Monday, 17 September 2012

PC Harwood sacked for gross misconduct

PC Simon Harwood was today dismissed from the Metropolitan Police Service (MPS) for gross misconduct for pushing over Ian Tomlinson shortly before he died at the G20 protests in London 2009. However, Ian's family walked out of the hearing, calling it a whitewash, as there was no examination of any of the wider issues involved, such as whether PC Harwood's actions caused Ian's death, and if the MPS should share responsibility as well.

A previous post that I wrote in July 2012 (after PC Harwood was acquitted of Ian's manslaughter) looked at how the use of indiscriminate public order tactics such as 'kettling' could contribute to a generally confrontational atmosphere at large protests. I worry that the very brief nature of today's hearing (PC Harwood admitted the charge of gross misconduct, so it went straight to a judgement) meant that such wider issues could not be investigated, and by scapegoating individual 'rogue' officers, there is a danger that the MPS could be seen as trying to avoid scrutiny of its public order tactics in general.  There were many different allegations of  inappropriate Police behaviour that day, and the footage of PC Harwood pushing Ian to the ground only came to light after a city worker recorded the incident on his phone and gave it to the Guardian newspaper. The MPS had initially tried to deny any involvement in the events leading up to for Ian's death, but this quickly became untenable once the video footage emerged. This short clip shows the fateful push, but also shows the reactions of other officers, who did nothing to reprimand Harwood, or intervene to help Ian as he lay on the floor, leaving it up to other protestors to pick him up. I think this illustrates how in public order situations, the use of indiscriminate public order tactics can result in all those in the immediate vicinity being treated the same by the Police (including uninvolved bystanders), which had tragic consequences for Ian Tomlinson.

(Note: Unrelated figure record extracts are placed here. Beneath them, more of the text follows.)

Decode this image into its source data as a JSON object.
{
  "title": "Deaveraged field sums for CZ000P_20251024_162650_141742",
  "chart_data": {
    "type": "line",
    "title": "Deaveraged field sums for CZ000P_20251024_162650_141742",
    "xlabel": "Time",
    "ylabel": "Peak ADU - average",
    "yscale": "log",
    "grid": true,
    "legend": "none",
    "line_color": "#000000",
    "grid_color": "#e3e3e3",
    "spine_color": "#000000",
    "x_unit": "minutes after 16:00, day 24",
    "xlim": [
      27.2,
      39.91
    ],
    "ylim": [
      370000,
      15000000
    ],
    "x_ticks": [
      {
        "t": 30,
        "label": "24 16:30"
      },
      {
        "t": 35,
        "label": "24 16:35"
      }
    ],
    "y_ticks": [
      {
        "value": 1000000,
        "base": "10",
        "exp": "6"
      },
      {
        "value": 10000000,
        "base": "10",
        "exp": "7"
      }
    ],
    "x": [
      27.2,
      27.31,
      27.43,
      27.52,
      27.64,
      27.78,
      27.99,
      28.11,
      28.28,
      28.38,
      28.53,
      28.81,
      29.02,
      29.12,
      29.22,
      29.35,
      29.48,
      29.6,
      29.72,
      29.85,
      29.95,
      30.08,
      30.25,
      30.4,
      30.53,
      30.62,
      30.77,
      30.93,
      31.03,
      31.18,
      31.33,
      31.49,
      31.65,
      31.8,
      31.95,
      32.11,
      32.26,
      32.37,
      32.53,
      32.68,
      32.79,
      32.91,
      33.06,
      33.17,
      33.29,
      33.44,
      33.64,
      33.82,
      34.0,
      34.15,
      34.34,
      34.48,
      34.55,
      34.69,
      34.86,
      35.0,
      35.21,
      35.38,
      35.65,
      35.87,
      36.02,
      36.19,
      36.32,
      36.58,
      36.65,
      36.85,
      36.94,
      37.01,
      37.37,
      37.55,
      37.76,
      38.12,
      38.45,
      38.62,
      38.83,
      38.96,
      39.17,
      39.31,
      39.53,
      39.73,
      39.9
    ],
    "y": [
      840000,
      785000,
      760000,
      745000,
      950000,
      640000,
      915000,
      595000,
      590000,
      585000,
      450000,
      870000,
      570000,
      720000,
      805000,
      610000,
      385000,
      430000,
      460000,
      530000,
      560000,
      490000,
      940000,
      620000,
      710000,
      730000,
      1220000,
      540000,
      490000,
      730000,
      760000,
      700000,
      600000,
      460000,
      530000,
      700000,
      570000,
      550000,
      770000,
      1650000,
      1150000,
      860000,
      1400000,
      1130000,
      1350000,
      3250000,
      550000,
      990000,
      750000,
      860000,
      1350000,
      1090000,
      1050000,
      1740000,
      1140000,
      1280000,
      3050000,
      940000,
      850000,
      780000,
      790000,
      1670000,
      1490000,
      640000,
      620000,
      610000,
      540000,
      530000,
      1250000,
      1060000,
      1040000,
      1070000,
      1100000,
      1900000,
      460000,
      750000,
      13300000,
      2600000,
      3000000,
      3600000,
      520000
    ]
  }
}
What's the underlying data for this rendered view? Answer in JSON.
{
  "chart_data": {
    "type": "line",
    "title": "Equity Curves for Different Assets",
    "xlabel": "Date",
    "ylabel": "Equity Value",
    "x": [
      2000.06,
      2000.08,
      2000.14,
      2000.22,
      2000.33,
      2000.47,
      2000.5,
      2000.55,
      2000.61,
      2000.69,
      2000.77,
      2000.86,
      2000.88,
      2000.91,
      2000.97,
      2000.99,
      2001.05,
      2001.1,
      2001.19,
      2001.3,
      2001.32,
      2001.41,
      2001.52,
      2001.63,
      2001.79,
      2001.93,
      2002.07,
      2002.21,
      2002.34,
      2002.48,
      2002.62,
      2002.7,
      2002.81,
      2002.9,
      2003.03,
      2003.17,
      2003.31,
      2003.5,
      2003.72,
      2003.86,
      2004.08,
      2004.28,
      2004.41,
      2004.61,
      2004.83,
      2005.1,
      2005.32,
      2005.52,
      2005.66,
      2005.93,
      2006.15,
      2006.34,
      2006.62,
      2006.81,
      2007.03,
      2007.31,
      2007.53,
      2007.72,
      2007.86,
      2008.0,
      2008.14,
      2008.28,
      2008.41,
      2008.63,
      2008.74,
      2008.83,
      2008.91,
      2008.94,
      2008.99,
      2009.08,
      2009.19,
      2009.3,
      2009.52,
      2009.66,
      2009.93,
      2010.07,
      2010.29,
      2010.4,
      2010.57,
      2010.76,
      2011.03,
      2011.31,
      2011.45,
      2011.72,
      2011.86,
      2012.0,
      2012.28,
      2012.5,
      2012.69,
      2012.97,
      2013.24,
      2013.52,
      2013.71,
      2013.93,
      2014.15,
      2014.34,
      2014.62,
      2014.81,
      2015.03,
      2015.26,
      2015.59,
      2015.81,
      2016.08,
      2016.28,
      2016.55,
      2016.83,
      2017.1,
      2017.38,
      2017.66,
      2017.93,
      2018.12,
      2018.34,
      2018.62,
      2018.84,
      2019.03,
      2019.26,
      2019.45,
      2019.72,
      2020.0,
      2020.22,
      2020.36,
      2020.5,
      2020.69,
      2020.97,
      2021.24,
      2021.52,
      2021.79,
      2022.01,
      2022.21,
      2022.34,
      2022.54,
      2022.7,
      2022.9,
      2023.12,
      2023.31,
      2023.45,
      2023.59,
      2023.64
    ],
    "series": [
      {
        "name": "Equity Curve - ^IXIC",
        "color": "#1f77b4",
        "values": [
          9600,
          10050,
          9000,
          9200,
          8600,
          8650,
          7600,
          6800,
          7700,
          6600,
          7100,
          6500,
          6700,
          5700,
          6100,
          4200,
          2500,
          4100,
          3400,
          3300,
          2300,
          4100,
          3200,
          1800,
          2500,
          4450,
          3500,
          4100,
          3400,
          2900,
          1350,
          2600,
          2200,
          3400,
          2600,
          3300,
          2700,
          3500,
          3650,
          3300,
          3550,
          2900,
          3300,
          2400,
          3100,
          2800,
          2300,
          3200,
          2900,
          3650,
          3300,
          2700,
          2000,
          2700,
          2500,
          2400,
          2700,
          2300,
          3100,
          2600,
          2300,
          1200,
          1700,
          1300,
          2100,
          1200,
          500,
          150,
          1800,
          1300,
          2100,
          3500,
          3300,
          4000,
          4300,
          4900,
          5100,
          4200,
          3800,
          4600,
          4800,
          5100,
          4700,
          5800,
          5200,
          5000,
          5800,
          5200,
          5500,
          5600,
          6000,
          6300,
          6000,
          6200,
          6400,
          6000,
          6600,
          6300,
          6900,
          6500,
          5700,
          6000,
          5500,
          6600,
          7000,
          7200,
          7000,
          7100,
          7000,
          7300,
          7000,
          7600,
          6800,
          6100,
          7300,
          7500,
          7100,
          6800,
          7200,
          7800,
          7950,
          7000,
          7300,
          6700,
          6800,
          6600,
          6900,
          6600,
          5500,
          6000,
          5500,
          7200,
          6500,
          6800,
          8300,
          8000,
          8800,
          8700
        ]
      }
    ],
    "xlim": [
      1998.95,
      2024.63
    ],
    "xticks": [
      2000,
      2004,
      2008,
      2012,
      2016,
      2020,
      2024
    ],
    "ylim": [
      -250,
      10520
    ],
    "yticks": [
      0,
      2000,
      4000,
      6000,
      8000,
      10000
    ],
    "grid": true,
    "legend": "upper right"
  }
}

I certainly believe that Simon Harwood should be held accountable for his actions, but he was operating  in a wider organisational and social context that needs to be explored as well, and making examples of individuals detracts from the need for a wider discussion of the public order policing strategies that I believe allowed this tragedy to happen.


  1. Chris, I agree with your conclusion. Some wider context is that the level and sort of force used by PC Harwood is used daily in UK policing, lawfully and in line with training. It is a tragedy for so many that someone died in this instance, but are we all to be sacked for gross misconduct? The event must be a catalyst for a change, not just in our training but in our whole approach to the use of force, approach to crowds and individuals within the crowd. Thanks to Stott, Drury, Reicher et al and progressive thinkers within policing, we have won the debate on 'treating the crowd like a community' and crowd engagement. Understanding use of force in this context is our next battleground. Dave Sumner

    1. Thanks for your comment on my post Dave & I too hope that this tragedy will be a catalyst for change. I wasn't suggesting that all police officers who use force should be sacked for misconduct. It was more that taking action against individual officers who get caught using excessive force may not prevent future tragedies happening. I believe that the use of indiscriminate public order tactics can create an atmosphere of opposition between police and the public which means that all those in the vicinty of public order protests are at risk of being equally affected by such tactics.

      Stott & Reicher's work on public order policing has considered situations in which force is used by the police, and they argue that if force is necessary, it should be measured and proportionate to the risk. Furthermore, attempts to de-escalate the situation should be made as soon as the immediate risk has been dealt with. This becomes more difficult to do if large numbers of people are contained by officers in riot gear, and I believe use of the kettling tactic at the G20 protests contributed to greater disorder than would have happened otherwise, and created a situation which resulted in the death of Ian Tomlinson.